When he was at table with them, he took the bread. He blessed the bread, and broke it, and gave it to them. And their eyes were opened and they recognized him!(Luke 24:13-35)

Tuesday, April 13, 2021

The cry of the poor

 


"I sought the Lord and He answered me and delivered me from all my fears." (Psalm 34: 5)

When I retired a couple of years ago, I began a journey to deepen my interior life, to come closer to the Lord.  To deepen my relationship with Him.  My journey has been one of increased prayers and reflections that I look forward to sharing each day on my blog.  This journey has become one of coming to know the Lord and His love, but also of knowing myself.  And letting the Lord know me.  Not the varnished version I often might present, even to God.  But of the real me He created and knows.  I’ve come to know, or I’ve been shown, my poverty, my need.  

Psalm 34 reminds us that “The Lord hears the cry of the poor” (v 7).  My reaction over the years when I heard the verse about the Lord hearing and answering the cry of “poor” among us was to immediately think of the poor in Africa, Calcutta or even the chronically poor here in the USA. 

I may have always thought of myself as a “good” Catholic, but on my current journey, even at 67 years old, I’ve been led to know myself in a deeper and truer way, seeing my poverty, my need for healing, my need for a Savior.  It’s not the physical poverty I had always thought of when I heard the refrain from the Psalm, but I truly have come to see myself as one of the Lord’s poor.  I believe it’s from that humble place, that we’re better able to be open to live the Lord’s truth and come into the light that we hear about in John’s Gospel, allowing The Lord to heal our poverty and draw us into new life with Him.  

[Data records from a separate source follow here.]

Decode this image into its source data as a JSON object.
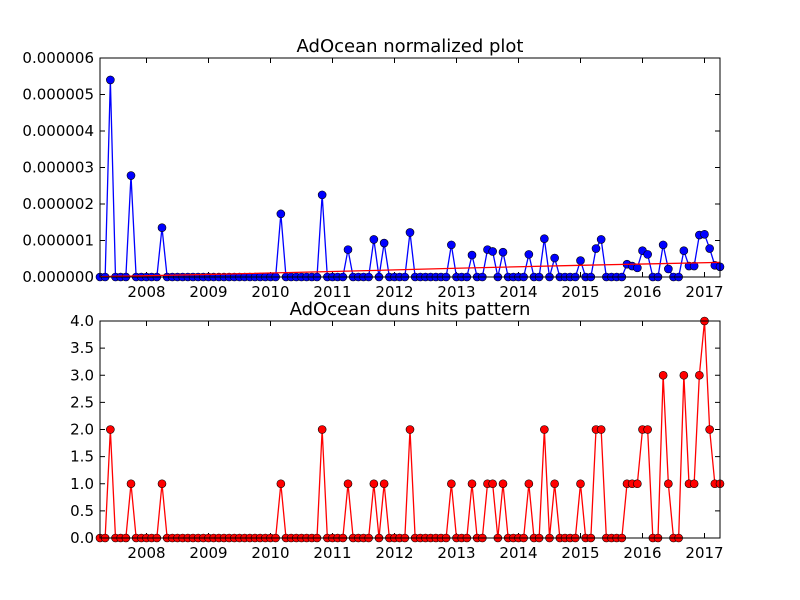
{
  "chart_data": [
    {
      "type": "line",
      "title": "AdOcean normalized plot",
      "x": [
        2007.25,
        2007.333,
        2007.417,
        2007.5,
        2007.583,
        2007.667,
        2007.75,
        2007.833,
        2007.917,
        2008.0,
        2008.083,
        2008.167,
        2008.25,
        2008.333,
        2008.417,
        2008.5,
        2008.583,
        2008.667,
        2008.75,
        2008.833,
        2008.917,
        2009.0,
        2009.083,
        2009.167,
        2009.25,
        2009.333,
        2009.417,
        2009.5,
        2009.583,
        2009.667,
        2009.75,
        2009.833,
        2009.917,
        2010.0,
        2010.083,
        2010.167,
        2010.25,
        2010.333,
        2010.417,
        2010.5,
        2010.583,
        2010.667,
        2010.75,
        2010.833,
        2010.917,
        2011.0,
        2011.083,
        2011.167,
        2011.25,
        2011.333,
        2011.417,
        2011.5,
        2011.583,
        2011.667,
        2011.75,
        2011.833,
        2011.917,
        2012.0,
        2012.083,
        2012.167,
        2012.25,
        2012.333,
        2012.417,
        2012.5,
        2012.583,
        2012.667,
        2012.75,
        2012.833,
        2012.917,
        2013.0,
        2013.083,
        2013.167,
        2013.25,
        2013.333,
        2013.417,
        2013.5,
        2013.583,
        2013.667,
        2013.75,
        2013.833,
        2013.917,
        2014.0,
        2014.083,
        2014.167,
        2014.25,
        2014.333,
        2014.417,
        2014.5,
        2014.583,
        2014.667,
        2014.75,
        2014.833,
        2014.917,
        2015.0,
        2015.083,
        2015.167,
        2015.25,
        2015.333,
        2015.417,
        2015.5,
        2015.583,
        2015.667,
        2015.75,
        2015.833,
        2015.917,
        2016.0,
        2016.083,
        2016.167,
        2016.25,
        2016.333,
        2016.417,
        2016.5,
        2016.583,
        2016.667,
        2016.75,
        2016.833,
        2016.917,
        2017.0,
        2017.083,
        2017.167,
        2017.25
      ],
      "series": [
        {
          "color": "#0000ff",
          "markers": true,
          "values": [
            0,
            0,
            5.4e-06,
            0,
            0,
            0,
            2.78e-06,
            0,
            0,
            0,
            0,
            0,
            1.35e-06,
            0,
            0,
            0,
            0,
            0,
            0,
            0,
            0,
            0,
            0,
            0,
            0,
            0,
            0,
            0,
            0,
            0,
            0,
            0,
            0,
            0,
            0,
            1.73e-06,
            0,
            0,
            0,
            0,
            0,
            0,
            0,
            2.25e-06,
            0,
            0,
            0,
            0,
            7.5e-07,
            0,
            0,
            0,
            0,
            1.03e-06,
            0,
            9.3e-07,
            0,
            0,
            0,
            0,
            1.22e-06,
            0,
            0,
            0,
            0,
            0,
            0,
            0,
            8.8e-07,
            0,
            0,
            0,
            6e-07,
            0,
            0,
            7.5e-07,
            7e-07,
            0,
            6.8e-07,
            0,
            0,
            0,
            0,
            6.2e-07,
            0,
            0,
            1.05e-06,
            0,
            5.2e-07,
            0,
            0,
            0,
            0,
            4.5e-07,
            0,
            0,
            7.8e-07,
            1.03e-06,
            0,
            0,
            0,
            0,
            3.5e-07,
            3e-07,
            2.5e-07,
            7.2e-07,
            6.2e-07,
            0,
            0,
            8.8e-07,
            2.2e-07,
            0,
            0,
            7.2e-07,
            3e-07,
            3e-07,
            1.15e-06,
            1.17e-06,
            7.8e-07,
            3.2e-07,
            2.8e-07
          ]
        },
        {
          "color": "#ff0000",
          "markers": false,
          "x": [
            2007.25,
            2009,
            2011,
            2013,
            2015,
            2017.25
          ],
          "values": [
            1e-08,
            7e-08,
            1.5e-07,
            2.4e-07,
            3.2e-07,
            4e-07
          ]
        }
      ],
      "xlim": [
        2007.25,
        2017.25
      ],
      "xticks": [
        2008,
        2009,
        2010,
        2011,
        2012,
        2013,
        2014,
        2015,
        2016,
        2017
      ],
      "ylim": [
        0,
        6e-06
      ],
      "yticks": [
        {
          "value": 0,
          "label": "0.000000"
        },
        {
          "value": 1e-06,
          "label": "0.000001"
        },
        {
          "value": 2e-06,
          "label": "0.000002"
        },
        {
          "value": 3e-06,
          "label": "0.000003"
        },
        {
          "value": 4e-06,
          "label": "0.000004"
        },
        {
          "value": 5e-06,
          "label": "0.000005"
        },
        {
          "value": 6e-06,
          "label": "0.000006"
        }
      ]
    },
    {
      "type": "line",
      "title": "AdOcean duns hits pattern",
      "x": [
        2007.25,
        2007.333,
        2007.417,
        2007.5,
        2007.583,
        2007.667,
        2007.75,
        2007.833,
        2007.917,
        2008.0,
        2008.083,
        2008.167,
        2008.25,
        2008.333,
        2008.417,
        2008.5,
        2008.583,
        2008.667,
        2008.75,
        2008.833,
        2008.917,
        2009.0,
        2009.083,
        2009.167,
        2009.25,
        2009.333,
        2009.417,
        2009.5,
        2009.583,
        2009.667,
        2009.75,
        2009.833,
        2009.917,
        2010.0,
        2010.083,
        2010.167,
        2010.25,
        2010.333,
        2010.417,
        2010.5,
        2010.583,
        2010.667,
        2010.75,
        2010.833,
        2010.917,
        2011.0,
        2011.083,
        2011.167,
        2011.25,
        2011.333,
        2011.417,
        2011.5,
        2011.583,
        2011.667,
        2011.75,
        2011.833,
        2011.917,
        2012.0,
        2012.083,
        2012.167,
        2012.25,
        2012.333,
        2012.417,
        2012.5,
        2012.583,
        2012.667,
        2012.75,
        2012.833,
        2012.917,
        2013.0,
        2013.083,
        2013.167,
        2013.25,
        2013.333,
        2013.417,
        2013.5,
        2013.583,
        2013.667,
        2013.75,
        2013.833,
        2013.917,
        2014.0,
        2014.083,
        2014.167,
        2014.25,
        2014.333,
        2014.417,
        2014.5,
        2014.583,
        2014.667,
        2014.75,
        2014.833,
        2014.917,
        2015.0,
        2015.083,
        2015.167,
        2015.25,
        2015.333,
        2015.417,
        2015.5,
        2015.583,
        2015.667,
        2015.75,
        2015.833,
        2015.917,
        2016.0,
        2016.083,
        2016.167,
        2016.25,
        2016.333,
        2016.417,
        2016.5,
        2016.583,
        2016.667,
        2016.75,
        2016.833,
        2016.917,
        2017.0,
        2017.083,
        2017.167,
        2017.25
      ],
      "series": [
        {
          "color": "#ff0000",
          "markers": true,
          "values": [
            0,
            0,
            2,
            0,
            0,
            0,
            1,
            0,
            0,
            0,
            0,
            0,
            1,
            0,
            0,
            0,
            0,
            0,
            0,
            0,
            0,
            0,
            0,
            0,
            0,
            0,
            0,
            0,
            0,
            0,
            0,
            0,
            0,
            0,
            0,
            1,
            0,
            0,
            0,
            0,
            0,
            0,
            0,
            2,
            0,
            0,
            0,
            0,
            1,
            0,
            0,
            0,
            0,
            1,
            0,
            1,
            0,
            0,
            0,
            0,
            2,
            0,
            0,
            0,
            0,
            0,
            0,
            0,
            1,
            0,
            0,
            0,
            1,
            0,
            0,
            1,
            1,
            0,
            1,
            0,
            0,
            0,
            0,
            1,
            0,
            0,
            2,
            0,
            1,
            0,
            0,
            0,
            0,
            1,
            0,
            0,
            2,
            2,
            0,
            0,
            0,
            0,
            1,
            1,
            1,
            2,
            2,
            0,
            0,
            3,
            1,
            0,
            0,
            3,
            1,
            1,
            3,
            4,
            2,
            1,
            1
          ]
        }
      ],
      "xlim": [
        2007.25,
        2017.25
      ],
      "xticks": [
        2008,
        2009,
        2010,
        2011,
        2012,
        2013,
        2014,
        2015,
        2016,
        2017
      ],
      "ylim": [
        0,
        4
      ],
      "yticks": [
        {
          "value": 0,
          "label": "0.0"
        },
        0.5,
        {
          "value": 1,
          "label": "1.0"
        },
        1.5,
        {
          "value": 2,
          "label": "2.0"
        },
        2.5,
        {
          "value": 3,
          "label": "3.0"
        },
        3.5,
        {
          "value": 4,
          "label": "4.0"
        }
      ]
    }
  ]
}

Do we ever think of ourselves as poor?  As being in need?  Or are we ok, just need a little help now and then?  We’ll ask for it if we need it.  A temporary lifeline.  Do we ever consider our own poverty?  Our need for a Savior?  God has seen mankind’s need throughout history, and in John’s Gospel we’re shown His response:  Out of His love, He sent His only Son that we might be saved, that we might have life, eternal life (John 3:16-21).